L’AFC/M23 parle d’une initiative « inopportune », et Kigali estime que la question doit être discutée à Doha, pas à Paris. Alors, que faut-il comprendre de cette sortie du président français ? Et qu’est-ce qui est réellement faisable aujourd’hui pour reprendre les vols humanitaires ?
La question de l’aéroport de Goma est désormais un sujet très sensible. Elle sera au cœur des discussions dans les prochains jours, notamment à Doha, où les délégués de Kinshasa et de l’AFC/M23 poursuivent leurs échanges. De plus en plus, les diplomates s’accordent sur un point : la réouverture de l’aéroport ne se fera pas en quelques semaines, mais plutôt en plusieurs mois.
Plusieurs pistes envisagées
Pour l’instant, ce qui est envisagé, ce sont des mouvements aériens à caractère humanitaire, beaucoup plus légers : des vols d’hélicoptères, des avions de petite taille, voire des drones cargo à usage humanitaire. Dans les cercles diplomatiques, d’autres options circulent aussi : utiliser provisoirement la ville rwandaise voisine de Gisenyi, strictement pour les besoins humanitaires, ou encore l’aéroport de Bukavu, de l’autre côté du lac Kivu.

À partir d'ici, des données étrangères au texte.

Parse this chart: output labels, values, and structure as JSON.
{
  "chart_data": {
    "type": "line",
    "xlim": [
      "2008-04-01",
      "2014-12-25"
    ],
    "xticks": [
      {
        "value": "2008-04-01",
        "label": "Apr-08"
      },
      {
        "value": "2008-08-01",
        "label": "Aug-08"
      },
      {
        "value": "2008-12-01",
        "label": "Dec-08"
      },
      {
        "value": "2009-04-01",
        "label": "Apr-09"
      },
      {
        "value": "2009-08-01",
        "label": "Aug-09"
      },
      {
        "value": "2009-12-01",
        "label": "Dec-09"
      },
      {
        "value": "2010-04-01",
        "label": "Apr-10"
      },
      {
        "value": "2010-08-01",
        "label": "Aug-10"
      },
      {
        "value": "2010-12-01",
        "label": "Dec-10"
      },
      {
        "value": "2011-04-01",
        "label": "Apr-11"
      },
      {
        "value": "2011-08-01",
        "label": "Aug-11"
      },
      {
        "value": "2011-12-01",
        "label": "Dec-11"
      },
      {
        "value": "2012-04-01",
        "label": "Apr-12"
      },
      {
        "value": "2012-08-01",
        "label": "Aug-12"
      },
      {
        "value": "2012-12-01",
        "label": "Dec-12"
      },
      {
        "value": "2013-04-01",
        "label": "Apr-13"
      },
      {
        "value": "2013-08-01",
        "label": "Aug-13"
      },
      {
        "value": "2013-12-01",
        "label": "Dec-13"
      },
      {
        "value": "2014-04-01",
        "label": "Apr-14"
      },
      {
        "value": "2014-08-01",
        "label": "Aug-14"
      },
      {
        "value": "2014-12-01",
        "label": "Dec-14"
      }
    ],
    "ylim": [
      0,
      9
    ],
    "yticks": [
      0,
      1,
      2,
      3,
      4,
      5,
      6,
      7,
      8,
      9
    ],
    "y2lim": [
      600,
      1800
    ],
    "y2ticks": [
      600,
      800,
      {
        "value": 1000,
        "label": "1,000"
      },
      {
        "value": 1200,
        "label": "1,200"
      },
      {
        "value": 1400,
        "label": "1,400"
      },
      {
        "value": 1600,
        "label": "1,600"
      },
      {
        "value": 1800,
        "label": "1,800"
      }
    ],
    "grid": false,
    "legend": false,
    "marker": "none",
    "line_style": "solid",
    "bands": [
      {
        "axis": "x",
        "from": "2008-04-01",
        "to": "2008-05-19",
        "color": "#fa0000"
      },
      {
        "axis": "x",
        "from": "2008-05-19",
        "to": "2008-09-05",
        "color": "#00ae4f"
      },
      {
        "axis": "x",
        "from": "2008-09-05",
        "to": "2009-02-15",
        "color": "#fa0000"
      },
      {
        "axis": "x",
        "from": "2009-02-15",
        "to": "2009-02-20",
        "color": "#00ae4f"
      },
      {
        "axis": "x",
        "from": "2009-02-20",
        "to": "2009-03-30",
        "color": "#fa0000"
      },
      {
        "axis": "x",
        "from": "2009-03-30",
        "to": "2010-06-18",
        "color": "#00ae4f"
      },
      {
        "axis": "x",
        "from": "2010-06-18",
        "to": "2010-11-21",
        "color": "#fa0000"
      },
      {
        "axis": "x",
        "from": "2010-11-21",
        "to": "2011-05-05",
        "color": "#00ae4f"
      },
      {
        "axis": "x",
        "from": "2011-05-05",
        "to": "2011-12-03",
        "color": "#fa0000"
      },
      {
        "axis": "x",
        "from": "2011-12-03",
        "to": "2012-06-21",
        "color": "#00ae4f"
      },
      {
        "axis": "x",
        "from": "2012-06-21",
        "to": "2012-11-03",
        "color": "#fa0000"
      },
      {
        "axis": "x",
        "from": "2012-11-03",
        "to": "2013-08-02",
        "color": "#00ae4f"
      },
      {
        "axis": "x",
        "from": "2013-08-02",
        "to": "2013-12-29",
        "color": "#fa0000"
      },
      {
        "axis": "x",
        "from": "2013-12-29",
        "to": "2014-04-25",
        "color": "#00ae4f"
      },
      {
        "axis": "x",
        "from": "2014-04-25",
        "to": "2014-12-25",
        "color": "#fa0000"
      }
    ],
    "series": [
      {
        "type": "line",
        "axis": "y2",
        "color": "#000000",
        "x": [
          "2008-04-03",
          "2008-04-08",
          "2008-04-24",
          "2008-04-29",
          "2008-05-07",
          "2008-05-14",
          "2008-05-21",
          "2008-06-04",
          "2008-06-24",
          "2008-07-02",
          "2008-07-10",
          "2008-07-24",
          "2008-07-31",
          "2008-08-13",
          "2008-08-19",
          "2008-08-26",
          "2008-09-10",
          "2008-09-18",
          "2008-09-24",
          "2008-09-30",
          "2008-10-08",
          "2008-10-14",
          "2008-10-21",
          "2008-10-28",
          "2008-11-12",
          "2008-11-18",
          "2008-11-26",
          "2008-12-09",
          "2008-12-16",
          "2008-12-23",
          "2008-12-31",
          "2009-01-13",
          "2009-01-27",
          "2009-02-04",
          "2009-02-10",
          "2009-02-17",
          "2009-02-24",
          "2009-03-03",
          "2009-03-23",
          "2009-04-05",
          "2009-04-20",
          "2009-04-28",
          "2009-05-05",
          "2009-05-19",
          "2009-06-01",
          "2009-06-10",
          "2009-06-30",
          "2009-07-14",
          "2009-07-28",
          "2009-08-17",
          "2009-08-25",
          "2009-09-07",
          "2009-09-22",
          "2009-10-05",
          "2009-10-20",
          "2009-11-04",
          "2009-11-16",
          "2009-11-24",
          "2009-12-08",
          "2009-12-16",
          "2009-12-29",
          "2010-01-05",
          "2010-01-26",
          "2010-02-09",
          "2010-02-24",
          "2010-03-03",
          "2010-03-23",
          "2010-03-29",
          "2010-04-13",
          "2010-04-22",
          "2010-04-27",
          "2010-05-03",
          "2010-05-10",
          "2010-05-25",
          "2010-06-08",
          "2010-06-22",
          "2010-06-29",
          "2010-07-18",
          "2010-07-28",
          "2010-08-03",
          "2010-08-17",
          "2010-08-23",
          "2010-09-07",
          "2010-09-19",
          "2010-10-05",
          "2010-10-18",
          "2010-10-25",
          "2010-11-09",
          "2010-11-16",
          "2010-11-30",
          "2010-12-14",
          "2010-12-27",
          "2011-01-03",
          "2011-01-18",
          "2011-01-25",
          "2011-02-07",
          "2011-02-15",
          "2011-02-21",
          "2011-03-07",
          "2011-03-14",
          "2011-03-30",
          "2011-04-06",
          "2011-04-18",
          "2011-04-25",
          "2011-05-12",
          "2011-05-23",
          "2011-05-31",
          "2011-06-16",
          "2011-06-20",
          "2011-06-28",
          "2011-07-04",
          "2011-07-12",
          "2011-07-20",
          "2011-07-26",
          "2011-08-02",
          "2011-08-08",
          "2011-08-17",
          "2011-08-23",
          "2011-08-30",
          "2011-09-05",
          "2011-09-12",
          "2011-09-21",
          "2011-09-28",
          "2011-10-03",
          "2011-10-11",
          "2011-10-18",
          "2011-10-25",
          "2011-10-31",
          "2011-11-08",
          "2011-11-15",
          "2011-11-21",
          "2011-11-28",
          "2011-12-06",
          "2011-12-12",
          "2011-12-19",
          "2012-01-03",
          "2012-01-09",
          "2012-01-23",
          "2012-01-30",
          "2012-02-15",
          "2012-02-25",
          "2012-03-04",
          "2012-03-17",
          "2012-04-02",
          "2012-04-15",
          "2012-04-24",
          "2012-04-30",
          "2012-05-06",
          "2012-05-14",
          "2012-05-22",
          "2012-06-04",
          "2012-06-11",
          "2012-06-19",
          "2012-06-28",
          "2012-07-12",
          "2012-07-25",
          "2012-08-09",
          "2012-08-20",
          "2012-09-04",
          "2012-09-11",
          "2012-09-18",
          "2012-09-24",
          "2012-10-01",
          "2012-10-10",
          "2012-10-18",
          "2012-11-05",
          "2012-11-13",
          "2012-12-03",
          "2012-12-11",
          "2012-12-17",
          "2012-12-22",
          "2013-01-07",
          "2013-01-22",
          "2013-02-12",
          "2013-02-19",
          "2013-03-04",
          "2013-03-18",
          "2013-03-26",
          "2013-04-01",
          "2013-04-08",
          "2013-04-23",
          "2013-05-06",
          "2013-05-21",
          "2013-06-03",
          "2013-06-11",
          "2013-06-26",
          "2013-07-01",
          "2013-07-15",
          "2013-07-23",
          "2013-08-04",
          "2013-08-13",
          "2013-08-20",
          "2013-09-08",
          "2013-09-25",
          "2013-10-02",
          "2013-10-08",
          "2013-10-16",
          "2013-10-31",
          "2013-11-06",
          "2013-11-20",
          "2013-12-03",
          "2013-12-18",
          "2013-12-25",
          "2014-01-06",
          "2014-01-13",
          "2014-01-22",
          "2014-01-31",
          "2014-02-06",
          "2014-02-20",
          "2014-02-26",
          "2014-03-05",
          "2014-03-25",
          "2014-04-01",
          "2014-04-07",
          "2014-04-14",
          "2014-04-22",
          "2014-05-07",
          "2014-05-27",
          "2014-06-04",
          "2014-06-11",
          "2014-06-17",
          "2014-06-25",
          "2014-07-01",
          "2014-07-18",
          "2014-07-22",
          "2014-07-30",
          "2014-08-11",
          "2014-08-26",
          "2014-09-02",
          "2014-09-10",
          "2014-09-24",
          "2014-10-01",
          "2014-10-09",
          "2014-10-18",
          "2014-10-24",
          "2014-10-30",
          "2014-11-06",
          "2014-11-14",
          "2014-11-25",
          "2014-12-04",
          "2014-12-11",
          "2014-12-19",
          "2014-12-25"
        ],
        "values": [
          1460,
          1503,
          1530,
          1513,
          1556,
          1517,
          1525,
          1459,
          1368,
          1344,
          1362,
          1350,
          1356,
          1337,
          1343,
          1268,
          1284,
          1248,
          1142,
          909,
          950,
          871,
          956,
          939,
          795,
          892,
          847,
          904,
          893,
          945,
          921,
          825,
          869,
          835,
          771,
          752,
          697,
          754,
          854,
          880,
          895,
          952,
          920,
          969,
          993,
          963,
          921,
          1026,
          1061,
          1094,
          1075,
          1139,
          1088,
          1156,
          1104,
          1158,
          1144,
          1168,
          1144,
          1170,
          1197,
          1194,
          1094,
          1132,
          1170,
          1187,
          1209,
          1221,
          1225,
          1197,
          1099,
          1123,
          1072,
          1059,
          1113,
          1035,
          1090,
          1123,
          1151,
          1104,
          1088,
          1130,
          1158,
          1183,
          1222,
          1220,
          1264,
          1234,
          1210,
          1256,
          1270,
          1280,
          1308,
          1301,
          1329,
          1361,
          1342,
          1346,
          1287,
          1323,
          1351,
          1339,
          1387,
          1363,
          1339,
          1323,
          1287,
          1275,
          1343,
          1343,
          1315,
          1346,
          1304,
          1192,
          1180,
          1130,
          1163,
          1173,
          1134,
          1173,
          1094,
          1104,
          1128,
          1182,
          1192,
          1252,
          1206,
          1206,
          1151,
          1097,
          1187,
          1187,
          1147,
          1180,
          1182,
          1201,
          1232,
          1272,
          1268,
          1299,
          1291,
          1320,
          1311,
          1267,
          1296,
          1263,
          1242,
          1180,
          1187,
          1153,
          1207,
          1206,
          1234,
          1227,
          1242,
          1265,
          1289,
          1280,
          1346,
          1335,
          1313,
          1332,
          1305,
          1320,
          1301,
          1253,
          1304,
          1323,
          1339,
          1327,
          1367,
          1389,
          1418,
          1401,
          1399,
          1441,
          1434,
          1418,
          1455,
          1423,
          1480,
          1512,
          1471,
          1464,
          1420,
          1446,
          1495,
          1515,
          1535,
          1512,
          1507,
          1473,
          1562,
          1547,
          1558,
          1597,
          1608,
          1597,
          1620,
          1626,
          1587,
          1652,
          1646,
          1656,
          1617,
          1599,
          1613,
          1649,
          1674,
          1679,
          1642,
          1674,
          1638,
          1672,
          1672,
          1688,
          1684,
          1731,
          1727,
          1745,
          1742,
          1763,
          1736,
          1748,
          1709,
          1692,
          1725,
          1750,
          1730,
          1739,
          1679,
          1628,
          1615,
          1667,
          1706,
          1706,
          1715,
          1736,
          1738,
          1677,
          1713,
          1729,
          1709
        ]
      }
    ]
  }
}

Mais aujourd’hui, la question est devenue plus politique que technique. L’AFC/M23 affirme qu’il n’y a plus d’urgence humanitaire dans les zones qu’elle contrôle. C’est là que la pression internationale entre en jeu, notamment celle des médiateurs américains et qatariens, comme l’a rappelé jeudi Emmanuel Macron.